After writing yesterday, I ran a few rounds through the evening and overnight (god bless NVidia. My GTX1030 finished four rounds of training in that time frame). Unfortunately, I can now confirm that I’ve reached the limit of what I can train with my current method of generating training data.
Some background: Neural Networks, as we currently employ them, simply look at data and tease out patterns. High-quality data will have a strong signal to noise ratio; low-quality data will have a large amount of noise or even anti-signals that might look promising at first but end up leading you astray.
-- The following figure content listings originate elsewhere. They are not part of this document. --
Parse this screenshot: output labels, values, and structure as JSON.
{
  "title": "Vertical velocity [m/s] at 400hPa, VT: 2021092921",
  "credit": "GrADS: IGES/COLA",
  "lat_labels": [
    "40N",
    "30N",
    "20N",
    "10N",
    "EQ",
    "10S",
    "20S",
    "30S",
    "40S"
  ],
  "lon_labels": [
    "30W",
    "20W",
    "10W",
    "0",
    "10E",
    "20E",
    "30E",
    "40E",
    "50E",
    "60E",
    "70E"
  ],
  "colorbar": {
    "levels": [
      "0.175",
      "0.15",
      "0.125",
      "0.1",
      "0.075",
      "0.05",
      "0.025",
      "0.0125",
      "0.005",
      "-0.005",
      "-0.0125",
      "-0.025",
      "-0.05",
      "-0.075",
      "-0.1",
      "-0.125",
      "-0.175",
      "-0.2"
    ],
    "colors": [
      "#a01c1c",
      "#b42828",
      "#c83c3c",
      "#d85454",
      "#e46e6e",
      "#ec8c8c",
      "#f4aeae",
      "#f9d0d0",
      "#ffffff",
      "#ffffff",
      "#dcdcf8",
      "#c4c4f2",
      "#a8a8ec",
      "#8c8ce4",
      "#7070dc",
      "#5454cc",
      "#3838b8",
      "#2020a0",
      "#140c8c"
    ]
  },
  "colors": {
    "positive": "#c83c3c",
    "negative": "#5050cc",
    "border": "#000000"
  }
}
The ultimate effectiveness of your neural network, then, is determined by the quality of your training data as much as it is the size and structure of your network.
At first, I was playing my NNs against each other, looking at who won, and using that as the basis for my training. Unfortunately, this proved extremely slow, as the players were roughly analogous to random number generators. So, I bootstrapped the process, by playing the Smart Random Player against itself.
The main idea here is that, by seeing the SRP lose, my networks would learn how to beat it. Sure, it is still essentially a random player, and so there would be a lot of “noise” mixed in there, but I was hoping that the strength of the signal would at least give my NNs a leg up.
And, in fact, it did- for a time. My NNs trained and learned and improved dramatically. Some of them now win as often as 60% of the time against the SRP. The problem is that there is a great deal of variability here; a model that will win 60% of one set of 100 games will, after training for another round, win only 40% of the next set.
There are a couple ways around this… The first, and simplest would be to increase the size of the training set dramatically. The increased noise in the set should cancel itself out (as it’s essentially random), while the increased signal should break through and allow my NNs to continue learning.
The second way around this is to go back to my original method; pick the best few NNs, play a series of games, and look at who won. Specifically, I need to pick out games where the best NNs lost… This will help me select games they can learn from, generating useful training data.